One fun feature of RotoValue is Projected Standings. While we don’t know what the future will hold, we can guess about it, and the page lets you do exactly that.
Yes, I bought Dwight Howard, so I project last in FT%, but his other strengths make up for it, as I’m on pace to be first or second in all our cumulative categories and so total 36 points in the 8 team league, which puts my team on top. Interestingly, despite Howard, I’m not projected to win FG%. You can click on the image to go to the interactive page to see the numbers, or to tweak things. The stats I’m using above are the projections from my own site, and since I was bidding/drafting off an earlier version of those same numbers, it’s not too surprising I should project to be on top as of now.
Now my team still does well in rebounds and steals + blocks, but Team Erik has a huge lead over the field, finishing no worse than 3rd in any category. If the past is prologue, then Erik will win going away. From the page you can click on a team’s name to see the breakdown of stats for the individual players, and what makes Erik’s dominance in 2012 prorated stats more impressive is that he’s starting #1 NBA draft pick Anthony Davis, who has no 2012 stats to prorate because he was in college last year! My team has #3 pick Bradley Beal, but Davis should provide more value. Why the big discrepancy between projections and 2012 data? Well, Erik has a lot of old players: Steve Nash, Tim Duncan, Kevin Garnett, Paul Pierce, Richard Hamilton, Manu Ginobili, and Andre Miller are all at least 34 years old, and my projection model is not kind to old players. While individuals of course will vary, as a group, older players get worse each year, and they’re a good risk for quite a steep drop-off in production. I also suspect they tend to be more injury prone than younger players.
At this stage the stats are all projections (or prorated data from prior years), but once the season starts, Projected Standings will combine data from games played with projected data to cover the future games, and so it can be an interesting glimpse at how the rest of the season may go. The stats source doesn’t need to be the whole season, either: you could prorate stats over just part of the season by entering the dates you want. This can be useful if you want to look at, say, a period after a player became a starter, or after he came back from injury. When prorating historical data, I’m assuming players miss time at the same rate they did over the historical period, so if someone missed half his team’s games in the source period, he would project to play in only half the remaining games.

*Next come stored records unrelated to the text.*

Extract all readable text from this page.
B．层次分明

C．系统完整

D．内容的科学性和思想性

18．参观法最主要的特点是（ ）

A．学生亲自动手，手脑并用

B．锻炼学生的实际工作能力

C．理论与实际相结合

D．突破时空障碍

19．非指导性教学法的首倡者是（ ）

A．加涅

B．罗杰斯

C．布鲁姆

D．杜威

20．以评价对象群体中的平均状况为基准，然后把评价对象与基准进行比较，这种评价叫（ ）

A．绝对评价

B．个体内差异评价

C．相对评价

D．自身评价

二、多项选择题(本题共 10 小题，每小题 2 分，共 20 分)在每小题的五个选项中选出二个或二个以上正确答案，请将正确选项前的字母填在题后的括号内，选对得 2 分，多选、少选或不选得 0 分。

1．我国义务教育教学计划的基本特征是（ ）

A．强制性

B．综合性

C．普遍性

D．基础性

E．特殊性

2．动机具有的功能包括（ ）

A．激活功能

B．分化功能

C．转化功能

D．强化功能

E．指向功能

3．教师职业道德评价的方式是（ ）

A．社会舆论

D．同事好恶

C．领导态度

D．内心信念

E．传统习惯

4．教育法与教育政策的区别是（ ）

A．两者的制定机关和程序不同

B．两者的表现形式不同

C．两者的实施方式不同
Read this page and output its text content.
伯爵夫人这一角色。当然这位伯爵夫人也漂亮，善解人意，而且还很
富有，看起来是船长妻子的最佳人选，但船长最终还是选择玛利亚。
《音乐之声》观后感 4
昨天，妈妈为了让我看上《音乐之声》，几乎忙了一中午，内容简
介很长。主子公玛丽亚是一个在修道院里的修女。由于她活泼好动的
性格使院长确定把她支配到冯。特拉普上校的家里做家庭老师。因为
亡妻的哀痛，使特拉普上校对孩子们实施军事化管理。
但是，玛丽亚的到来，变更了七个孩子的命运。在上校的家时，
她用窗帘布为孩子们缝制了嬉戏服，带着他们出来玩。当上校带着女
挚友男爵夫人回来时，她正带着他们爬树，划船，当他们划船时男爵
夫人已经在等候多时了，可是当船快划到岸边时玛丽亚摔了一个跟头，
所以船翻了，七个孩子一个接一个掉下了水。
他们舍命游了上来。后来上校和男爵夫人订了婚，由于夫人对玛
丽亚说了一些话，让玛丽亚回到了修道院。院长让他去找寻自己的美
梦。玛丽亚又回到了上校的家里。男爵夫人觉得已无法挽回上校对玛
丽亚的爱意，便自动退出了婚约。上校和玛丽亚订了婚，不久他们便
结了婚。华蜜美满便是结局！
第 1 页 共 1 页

Projected Standings blends current year data with some form of projected data – either prorating past data or using projections – to see how the final standings might wind up. It can be a fun and interesting read on how your team is composed, and it can point to category strengths and weaknesses. But don’t get complacent if it shows you on top (or despondent if you’re at the bottom) – often prognostications are far off the mark!
Update: Because the projection model uses preseason data for rookies, and then adjusts playing time for all players, the numbers in the images will no longer exactly match the pages they link to after I update the projections. And once the season starts, regular season data will be part of the pages also.